Aces on Bridge — Daily Columns

The Aces on Bridge: Friday, April 2nd, 2021


David SnookApril 16th, 2021 at 4:54 pm


How about this?

After taking the diamond queen w/ one of S’s honors, I would play off my other diamond honor and club king, then lead the spade 7. If the opponents rise w/ the trump K (doesn’t matter which one has it), I can safely take any card they lead after that and then still enter dummy by leading my trump 3 to dummy’s 5 and get rid of my heart loser on a high club.

And if they don’t rise up with the king on the lead of South’s spade 7, I’m in dummy right away and my heart loser goes away immediately.

bobbywolffApril 16th, 2021 at 5:33 pm

Hi David,

Very imaginative, but you failed to mention the possibility that after you rose with the eight in dummy over your seven (led from your hand) and the six does not appear from either defensive hand, down one you would almost certainly go.

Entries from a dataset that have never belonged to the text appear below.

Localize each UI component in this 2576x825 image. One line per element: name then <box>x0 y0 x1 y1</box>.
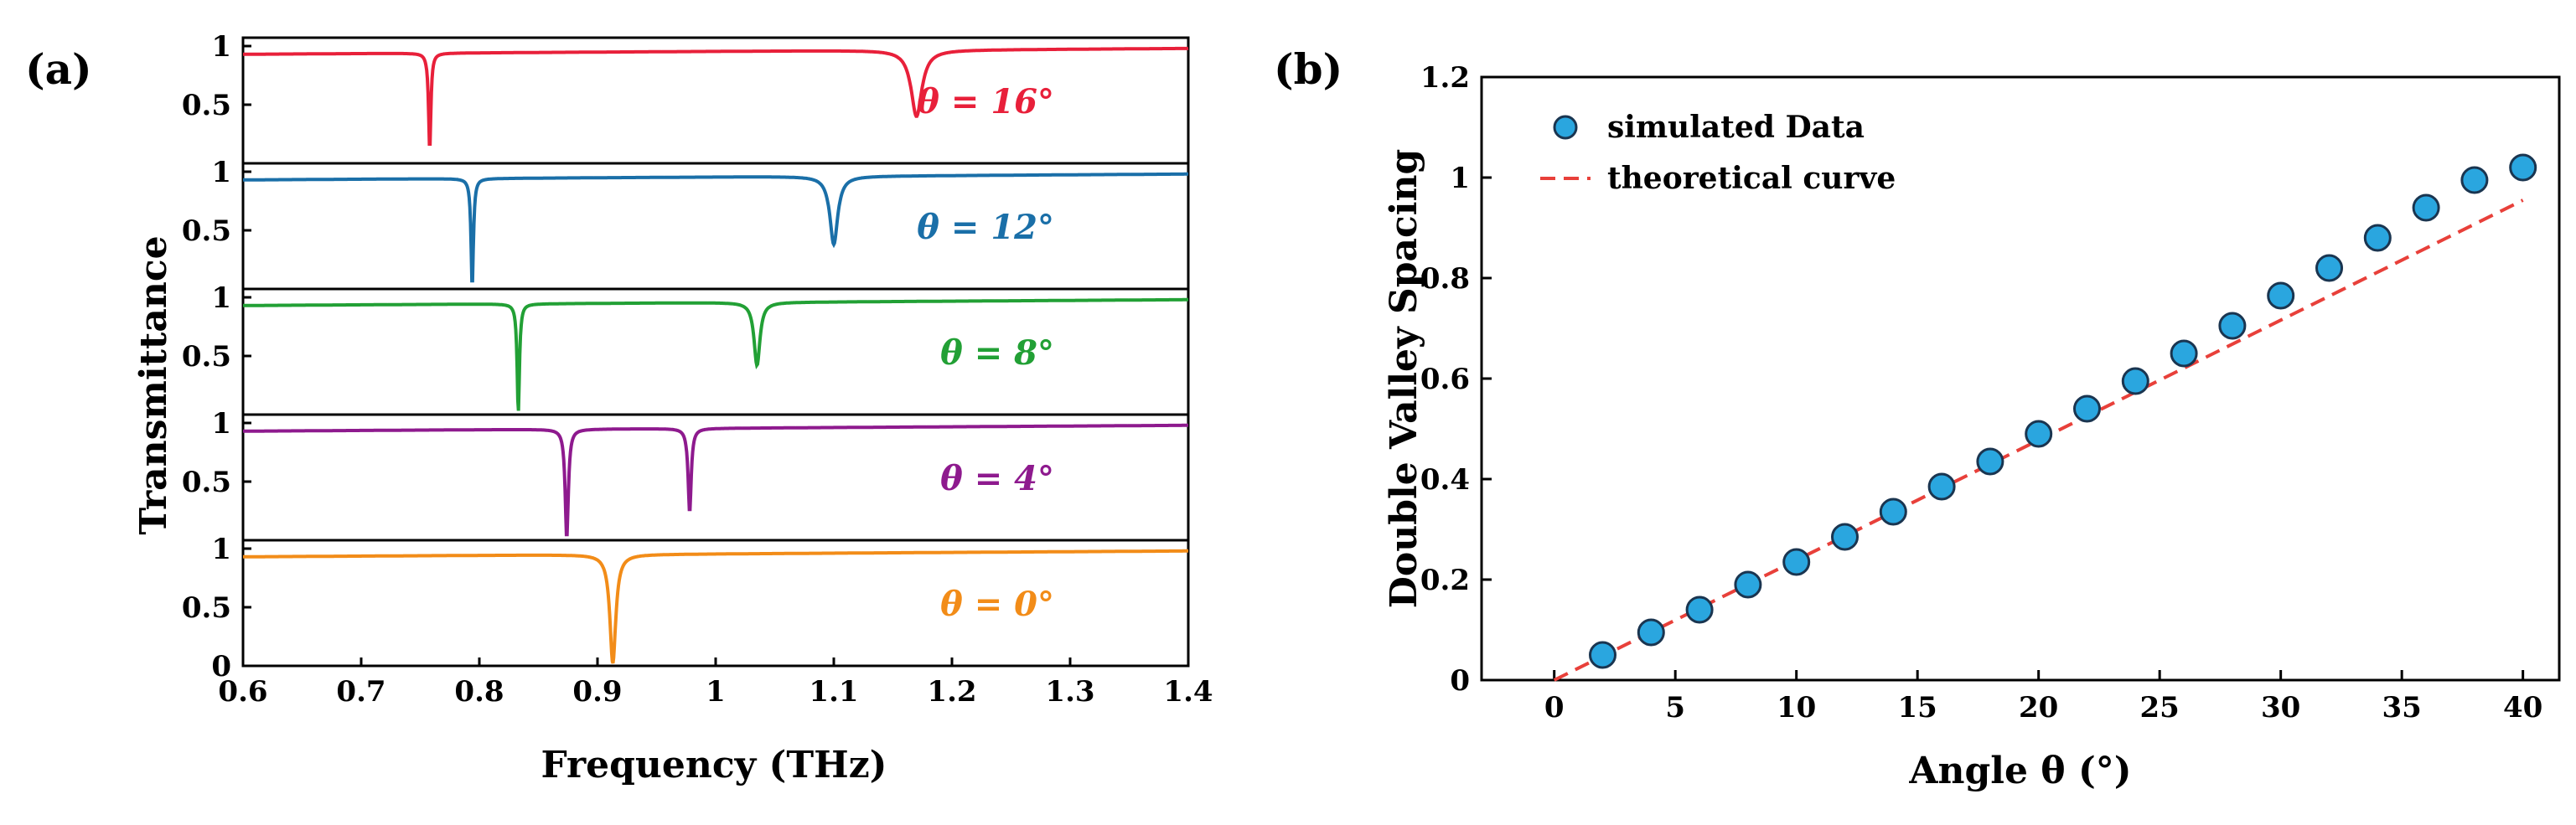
simulated-data-point <box>2509 153 2537 182</box>
legend-marker-simulated <box>1553 115 1578 140</box>
subplot-y-tick-label: 0.5 <box>182 214 231 248</box>
panel-a-x-tick-label: 1.1 <box>809 675 858 709</box>
simulated-data-point <box>2121 367 2149 395</box>
panel-a-x-tick-label: 1.4 <box>1163 675 1213 709</box>
panel-a-x-tick-label: 1.3 <box>1045 675 1094 709</box>
panel-b-x-tick-label: 0 <box>1544 691 1565 724</box>
panel-b-x-tick-label: 35 <box>2382 691 2421 724</box>
simulated-data-point <box>1589 641 1616 669</box>
simulated-data-point <box>2412 193 2440 222</box>
subplot-y-tick-label: 0.5 <box>182 89 231 122</box>
panel-b-y-tick-label: 0.6 <box>1420 363 1470 396</box>
panel-b-x-tick-label: 30 <box>2261 691 2300 724</box>
panel-b-y-tick-label: 1.2 <box>1420 61 1470 95</box>
simulated-data-point <box>2315 254 2343 282</box>
panel-b-y-tick-label: 0.8 <box>1420 262 1470 296</box>
subplot-y-tick-label: 0.5 <box>182 340 231 374</box>
transmittance-curve <box>243 297 1188 411</box>
panel-b-x-tick-label: 40 <box>2503 691 2542 724</box>
transmittance-curve <box>243 172 1188 283</box>
panel-b-x-tick-label: 15 <box>1898 691 1937 724</box>
subplot-y-tick-label: 1 <box>211 533 231 566</box>
simulated-data-point <box>1831 523 1859 551</box>
simulated-data-point <box>1685 596 1714 624</box>
transmittance-curve <box>243 423 1188 537</box>
transmittance-curve <box>243 549 1188 664</box>
theta-label: θ = 16° <box>917 82 1054 121</box>
panel-b-x-tick-label: 20 <box>2019 691 2058 724</box>
theta-label: θ = 0° <box>940 585 1054 624</box>
panel-b-x-tick-label: 5 <box>1665 691 1685 724</box>
simulated-data-point <box>2218 312 2247 340</box>
panel-a-label: (a) <box>25 44 92 94</box>
panel-b-legend: simulated Data theoretical curve <box>1540 110 1896 196</box>
panel-a-y-axis-title: Transmittance <box>132 235 175 534</box>
simulated-data-point <box>1782 548 1811 576</box>
panel-b-x-tick-label: 25 <box>2140 691 2180 724</box>
legend-label-theoretical: theoretical curve <box>1607 161 1896 196</box>
panel-b-y-tick-label: 0 <box>1450 664 1470 698</box>
panel-b-y-tick-label: 1 <box>1450 162 1470 195</box>
subplot-y-tick-label: 1 <box>211 156 231 189</box>
simulated-data-point <box>1734 570 1762 599</box>
subplot-y-tick-label: 0.5 <box>182 591 231 625</box>
simulated-data-point <box>2073 394 2101 423</box>
simulated-data-point <box>1976 447 2004 476</box>
panel-a-x-tick-label: 0.7 <box>336 675 385 709</box>
simulated-data-point <box>2363 224 2392 252</box>
panel-b-valley-spacing: (b) 0 0.2 0.4 0.6 0.8 1 1.2 0 5 10 15 20 25 30 35 40 si… <box>1274 44 2561 792</box>
panel-b-label: (b) <box>1274 44 1342 94</box>
panel-b-x-tick-label: 10 <box>1777 691 1816 724</box>
panel-b-y-axis-title: Double Valley Spacing <box>1383 149 1425 609</box>
subplot-y-tick-label: 1 <box>211 281 231 315</box>
theta-label: θ = 12° <box>917 208 1054 247</box>
panel-a-x-tick-label: 0.8 <box>454 675 504 709</box>
panel-a-x-tick-label: 1.2 <box>927 675 976 709</box>
panel-a-x-tick-label: 1 <box>706 675 726 709</box>
subplot-y-tick-label: 0.5 <box>182 466 231 499</box>
subplot-y-tick-label-zero: 0 <box>211 650 231 683</box>
panel-b-y-tick-label: 0.2 <box>1420 564 1470 597</box>
simulated-data-point <box>2170 339 2198 368</box>
theta-label: θ = 4° <box>940 459 1054 498</box>
simulated-data-point <box>2460 166 2489 194</box>
panel-b-x-axis-title: Angle θ (°) <box>1908 750 2131 792</box>
panel-a-x-tick-label: 0.9 <box>572 675 622 709</box>
panel-a-transmittance: (a) 1 0.5 θ = 16° 1 0.5 θ = 12° 1 0.5 θ = 8° 1 0.5… <box>25 30 1213 786</box>
simulated-data-point <box>2267 281 2295 310</box>
simulated-data-point <box>1879 498 1907 526</box>
panel-b-y-tick-label: 0.4 <box>1420 463 1470 497</box>
simulated-data-point <box>1927 472 1956 501</box>
panel-a-x-axis-title: Frequency (THz) <box>541 744 887 786</box>
transmittance-curve <box>243 46 1189 146</box>
theta-label: θ = 8° <box>940 333 1054 373</box>
subplot-y-tick-label: 1 <box>211 30 231 64</box>
panel-a-x-tick-label: 0.6 <box>218 675 267 709</box>
simulated-data-point <box>1637 618 1665 647</box>
legend-label-simulated: simulated Data <box>1607 110 1865 145</box>
simulated-data-point <box>2025 420 2053 448</box>
subplot-y-tick-label: 1 <box>211 407 231 441</box>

However, yes you have played this hand with remarkable efficiency and deserved a better fate, even though the singleton king was held by East and all other NS’s were luckily taking all 13 tricks instead of sadly, only eleven at your table.

Making matters worse, the zero you would have have received would stand alone, in spite of your favorite bridge site commending you on your incredible imagination.

Were you at fault? Probably not, except you might have pulled off a brilliancy by ducking in dummy, forcing East to win the trick, but still scoring up your small slam, although losing to all those beginners who banged down the ace, caught a whale and scored up an overtrick.

Even worse, perhaps one pair sitting your way at matchpoints had stopped below slam, making 7, but still having a plus score to show.

Such is life at a competitive bridge table, but one which sometimes occurs, testing a fierce competitor’s ability to shrug it off, and play up to snuff for the remainder of the session.

BTW, it is probably a good thing that disasters such as above do happen, if for no other reason than to test one’s own ability to overcome embarrassing results, even accept other’s criticism, but knowing full well that your play offered the best chance for success, without answering your critic’s comment

Perhaps Kipling’s poem, “IF” could have used the above example, if and when he played bridge, which is extremely doubtful to have happened.

Thanks for your report and all readers can rest assured that you DO NOT first look at the hand before you answer.

A big plus for your bridge ethics, even though it is not directly at the table, when proper bridge behavior is usually on view.

Continued good fortune and congratulations on your lines of play, and get ready to exhibit your skill at your very next opportunity.